The Income Tax calculation tells you your total tax payable from a few simple inputs. The figure you are solving for here is the total tax payable, expressed in INR.

The Income Tax formula

This calculation combines several inputs through a multi-step method rather than a single one-line formula. Enter the values below and the calculator resolves each step in order. The inputs it needs are:

  • Annual taxable income — a money amount. Example: ₹9,00,000.

How to calculate it step by step

  • Write down the annual taxable income (for example, ₹9,00,000).
  • Apply the formula above to get your total tax payable.
  • Double-check the result with the Income Tax Calculator.

Worked examples

Example 1

Input / OutputValue
Annual taxable income₹9,00,000
Tax before rebate₹40,000
Section 87A rebate₹0
Health & education cess (4%)₹1,600
Total tax payable₹41,600

With annual taxable income of ₹9,00,000, the total tax payable works out to ₹41,600.

Example 2

With annual taxable income of ₹18,00,000, the total tax payable works out to ₹2,39,200.

ResultValue
Tax before rebate₹2,30,000
Section 87A rebate₹0
Health & education cess (4%)₹9,200
Total tax payable₹2,39,200

Example 3

With annual taxable income of ₹4,50,000, the total tax payable works out to ₹0.

ResultValue
Tax before rebate₹7,500
Section 87A rebate₹7,500
Health & education cess (4%)₹0
Total tax payable₹0

Tips for an accurate result

  • Keep your units consistent — mixing, say, months with years or grams with kilograms is the most common source of error.
  • Round only at the very end.
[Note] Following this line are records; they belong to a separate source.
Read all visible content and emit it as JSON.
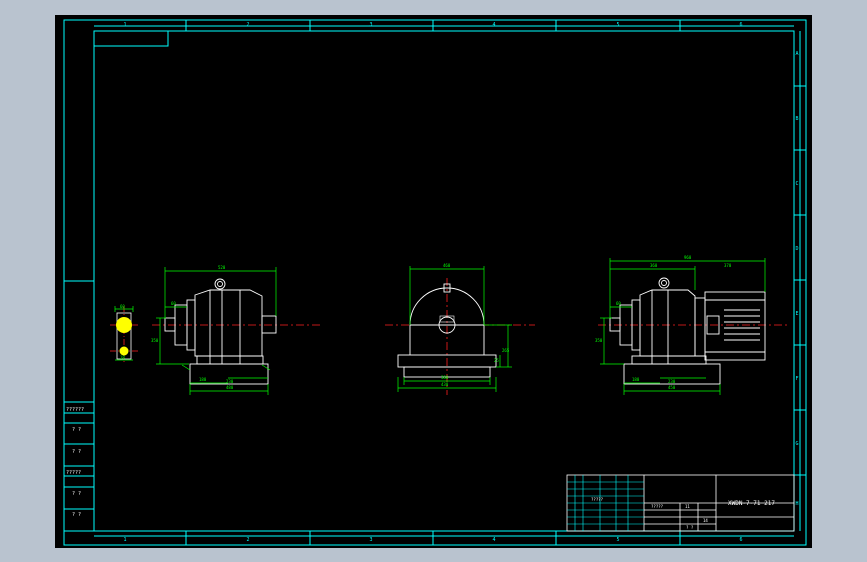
{
  "drawing": {
    "colors": {
      "background": "#000000",
      "frame": "#00ffff",
      "dimension": "#00ff00",
      "outline": "#ffffff",
      "centerline": "#ff2020",
      "title_text": "#ffffff",
      "highlight": "#ffff00",
      "window_bg": "#b9c3cf"
    },
    "zone_columns_top": [
      "1",
      "2",
      "3",
      "4",
      "5",
      "6"
    ],
    "zone_columns_bottom": [
      "1",
      "2",
      "3",
      "4",
      "5",
      "6"
    ],
    "zone_rows_right": [
      "A",
      "B",
      "C",
      "D",
      "E",
      "F",
      "G",
      "H"
    ],
    "title_block": {
      "drawing_code": "XWDN-7-71 217",
      "field_1": "?????",
      "field_2": "?????",
      "field_3": "11",
      "field_4": "14",
      "field_5": "?  ?"
    },
    "left_side_table": {
      "rows": [
        "??????",
        "?  ?",
        "?  ?",
        "?????",
        "?  ?",
        "?  ?"
      ]
    },
    "views": {
      "front_view": {
        "dims": {
          "overall_width": "520",
          "shaft_ext": "60",
          "height_1": "350",
          "foot_1": "180",
          "foot_2": "230",
          "foot_total": "480"
        }
      },
      "end_view": {
        "dims": {
          "top_width": "460",
          "center_height": "265",
          "foot_height": "25",
          "base_inner": "380",
          "base_outer": "430"
        }
      },
      "motor_view": {
        "dims": {
          "overall_length": "960",
          "seg_1": "360",
          "seg_2": "370",
          "shaft_ext": "60",
          "height_1": "350",
          "foot_1": "180",
          "foot_total": "450",
          "foot_2": "230"
        }
      },
      "detail_view": {
        "dims": {
          "d1": "60",
          "d2": "18"
        }
      }
    }
  }
}
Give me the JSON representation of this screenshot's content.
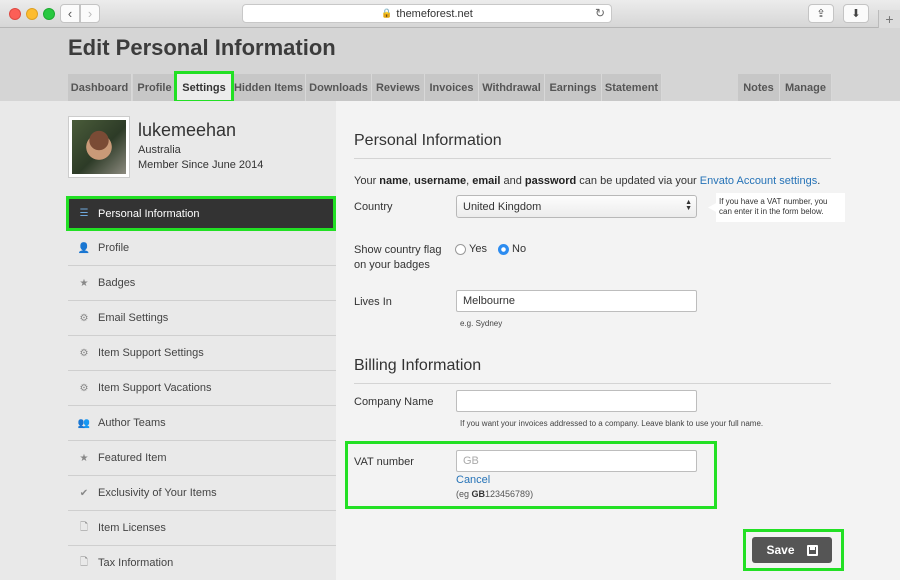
{
  "browser": {
    "url": "themeforest.net",
    "back_glyph": "‹",
    "forward_glyph": "›",
    "lock_glyph": "🔒",
    "reload_glyph": "↻",
    "share_glyph": "⇪",
    "download_glyph": "⬇",
    "newtab_glyph": "+"
  },
  "page": {
    "title": "Edit Personal Information"
  },
  "tabs": [
    {
      "label": "Dashboard"
    },
    {
      "label": "Profile"
    },
    {
      "label": "Settings",
      "active": true
    },
    {
      "label": "Hidden Items"
    },
    {
      "label": "Downloads"
    },
    {
      "label": "Reviews"
    },
    {
      "label": "Invoices"
    },
    {
      "label": "Withdrawal"
    },
    {
      "label": "Earnings"
    },
    {
      "label": "Statement"
    },
    {
      "label": "Notes"
    },
    {
      "label": "Manage"
    }
  ],
  "profile": {
    "username": "lukemeehan",
    "country": "Australia",
    "member_since": "Member Since June 2014"
  },
  "sidebar": {
    "items": [
      {
        "label": "Personal Information",
        "icon": "list-icon",
        "glyph": "☰",
        "active": true
      },
      {
        "label": "Profile",
        "icon": "user-icon",
        "glyph": "👤"
      },
      {
        "label": "Badges",
        "icon": "star-icon",
        "glyph": "★"
      },
      {
        "label": "Email Settings",
        "icon": "gear-icon",
        "glyph": "⚙"
      },
      {
        "label": "Item Support Settings",
        "icon": "gear-icon",
        "glyph": "⚙"
      },
      {
        "label": "Item Support Vacations",
        "icon": "gear-icon",
        "glyph": "⚙"
      },
      {
        "label": "Author Teams",
        "icon": "users-icon",
        "glyph": "👥"
      },
      {
        "label": "Featured Item",
        "icon": "star-icon",
        "glyph": "★"
      },
      {
        "label": "Exclusivity of Your Items",
        "icon": "check-icon",
        "glyph": "✔"
      },
      {
        "label": "Item Licenses",
        "icon": "document-icon",
        "glyph": "🗋"
      },
      {
        "label": "Tax Information",
        "icon": "document-icon",
        "glyph": "🗋"
      }
    ]
  },
  "personal": {
    "heading": "Personal Information",
    "intro_prefix": "Your ",
    "intro_name": "name",
    "intro_sep1": ", ",
    "intro_username": "username",
    "intro_sep2": ", ",
    "intro_email": "email",
    "intro_and": " and ",
    "intro_password": "password",
    "intro_suffix": " can be updated via your ",
    "intro_link": "Envato Account settings",
    "intro_end": ".",
    "country_label": "Country",
    "country_value": "United Kingdom",
    "vat_tip": "If you have a VAT number, you can enter it in the form below.",
    "flag_label_1": "Show country flag",
    "flag_label_2": "on your badges",
    "flag_yes": "Yes",
    "flag_no": "No",
    "flag_selected": "No",
    "lives_label": "Lives In",
    "lives_value": "Melbourne",
    "lives_hint": "e.g. Sydney"
  },
  "billing": {
    "heading": "Billing Information",
    "company_label": "Company Name",
    "company_value": "",
    "company_hint": "If you want your invoices addressed to a company. Leave blank to use your full name.",
    "vat_label": "VAT number",
    "vat_placeholder": "GB",
    "vat_cancel": "Cancel",
    "vat_eg_prefix": "(eg ",
    "vat_eg_bold": "GB",
    "vat_eg_suffix": "123456789)"
  },
  "actions": {
    "save_label": "Save"
  },
  "colors": {
    "highlight": "#22e024",
    "link": "#2673b7",
    "active_nav": "#333333",
    "radio_on": "#2d8cf0"
  }
}
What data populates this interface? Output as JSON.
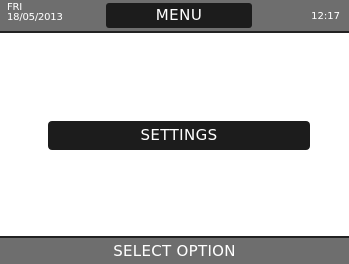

Rounding inputs early can shift the final answer noticeably.
  • Re-run the numbers whenever an input changes, rather than estimating from an old result.
  • Annual rates must be converted to the period you are calculating for (for example, divide an annual rate by 12 for a monthly figure).

Prefer not to do the maths by hand? — the Income Tax Calculator does it instantly, for free, with the formula and a worked example built in.

Continue exploring tax calculators with these tools: GST Calculator, HRA Calculator, Take-Home Salary Calculator, Old vs New Tax Regime Calculator, GST Late Fee Calculator.

Calculators in this guide

Frequently asked questions

Gather each input, apply the formula step by step keeping your units consistent, and round only at the end. You can verify your answer instantly with the Income Tax Calculator.

It uses the standard formula with exact arithmetic, so the result is correct for the inputs you enter. Bear in mind that real-world outcomes can still differ when underlying assumptions change.

The total tax payable is expressed in INR. Make sure your inputs use matching units so the result is correct.

CA Rohan Gupta · Chartered Accountant (ICAI)

CA Rohan Gupta is a practising Chartered Accountant advising individuals and businesses on income tax, GST and personal finance compliance in India.